In January, Suzuki Motor said it would invest Rs.3,000 crore in the plant and sell the cars it produces to its subsidiary Maruti Suzuki, a significant change from an earlier plan where the latter would have built the plant itself. The announcement raised concerns that Suzuki could sell the cars at a higher price to Maruti than it would have cost the latter to produce them itself.
Interestingly, Maruti owns the land on which the factory will come up, and will lease it to Suzuki Gujarat. A group of fund managers wrote to Maruti’s chairman R.C. Bhargava asking the company to reconsider the deal because it was unfair to the company’s shareholders.

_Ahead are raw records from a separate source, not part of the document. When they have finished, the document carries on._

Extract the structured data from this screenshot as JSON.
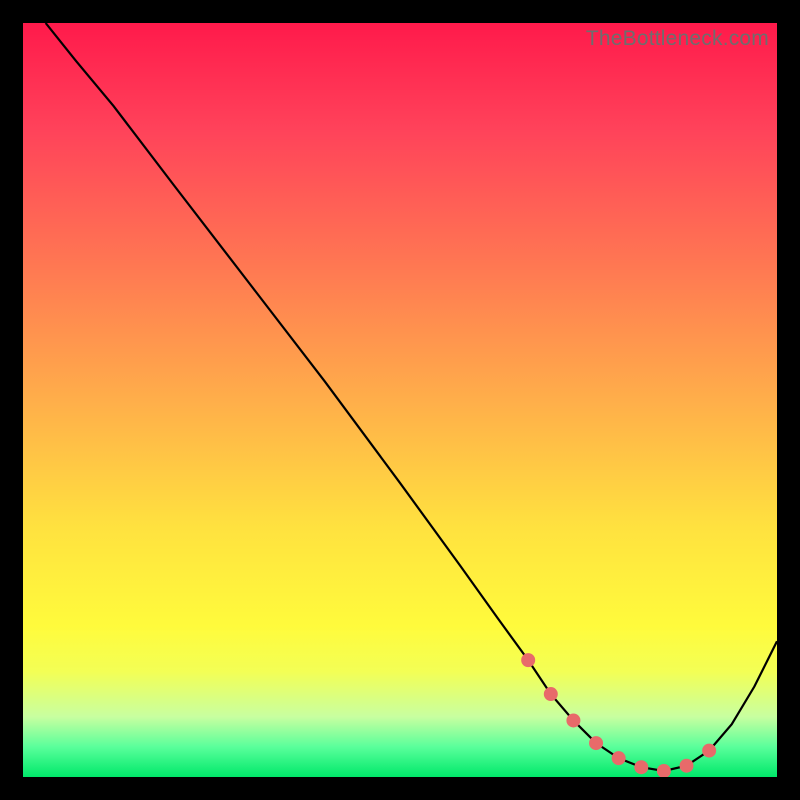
{
  "watermark": "TheBottleneck.com",
  "colors": {
    "curve_stroke": "#000000",
    "marker_fill": "#e86a6a",
    "marker_stroke": "#e86a6a"
  },
  "chart_data": {
    "type": "line",
    "title": "",
    "xlabel": "",
    "ylabel": "",
    "xlim": [
      0,
      100
    ],
    "ylim": [
      0,
      100
    ],
    "series": [
      {
        "name": "curve",
        "x": [
          3,
          7,
          12,
          20,
          30,
          40,
          50,
          58,
          63,
          67,
          70,
          73,
          76,
          79,
          82,
          85,
          88,
          91,
          94,
          97,
          100
        ],
        "y": [
          100,
          95,
          89,
          78.5,
          65.5,
          52.5,
          39,
          28,
          21,
          15.5,
          11,
          7.5,
          4.5,
          2.5,
          1.3,
          0.8,
          1.5,
          3.5,
          7,
          12,
          18
        ]
      }
    ],
    "markers": {
      "series": "curve",
      "x": [
        67,
        70,
        73,
        76,
        79,
        82,
        85,
        88,
        91
      ],
      "y": [
        15.5,
        11,
        7.5,
        4.5,
        2.5,
        1.3,
        0.8,
        1.5,
        3.5
      ],
      "note": "highlighted bottleneck region (near-zero values)"
    }
  }
}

The Gujarat plant will have capacity to produce 1.5 million cars and will be set up in phases over the next three to four years. In the first phase, the plant will produce 250,000 cars a year. A Maruti Suzuki spokesperson said that his company “will continue to follow the legal requirements at every stage”. The business arrangements between Maruti Suzuki and Suzuki Motor Gujarat include a contract manufacturing deal for sales of cars, and a rent agreement for land lease owned by Maruti Suzuki and leased to Suzuki Motor Gujarat. “While Suzuki is free to set up another subsidiary, Maruti leasing out its land to Suzuki, and its agreement to buy vehicles from the new Suzuki subsidiary make the arrangement a related-party transaction,” said J.N. Gupta, managing director, SES Governance, a corporate governance advisory.
If Maruti does hurry the deal through, though, there’s little minority shareholders can do.

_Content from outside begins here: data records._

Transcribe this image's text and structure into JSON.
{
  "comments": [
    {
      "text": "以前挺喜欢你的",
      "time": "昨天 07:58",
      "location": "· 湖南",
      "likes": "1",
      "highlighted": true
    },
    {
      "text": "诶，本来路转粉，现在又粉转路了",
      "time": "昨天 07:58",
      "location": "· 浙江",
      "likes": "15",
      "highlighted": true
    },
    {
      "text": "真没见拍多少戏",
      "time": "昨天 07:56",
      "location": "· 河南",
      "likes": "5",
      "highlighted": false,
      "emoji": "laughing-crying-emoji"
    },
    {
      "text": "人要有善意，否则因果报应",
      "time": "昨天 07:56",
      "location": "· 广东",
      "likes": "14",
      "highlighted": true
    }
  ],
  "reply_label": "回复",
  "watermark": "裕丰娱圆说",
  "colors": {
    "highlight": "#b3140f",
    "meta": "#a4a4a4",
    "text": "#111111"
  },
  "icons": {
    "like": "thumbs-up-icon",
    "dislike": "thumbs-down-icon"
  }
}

According to Sriram Subramanian, founder and managing director,InGovern Research Services Pvt. Ltd, another advisory, the Indian company is seeking to rush the deal. “These transactions should be ideally put to vote by minority shareholders as per the new Sebi norms,” Subramanian said. “Maruti Suzuki is seeking to rush these transactions before the new Sebi norms kick in.”
At this time, added Tandon of IIAS, the company’s shareholders have limited legal recourse. “They can try to engage with the company management and Sebi, and explore if there is any mismanagement by the board,” Tandon said. “We believe engaging with independent directors may be less productive, because as per our opinion, only three of the twelve directors on the board are truly independent.”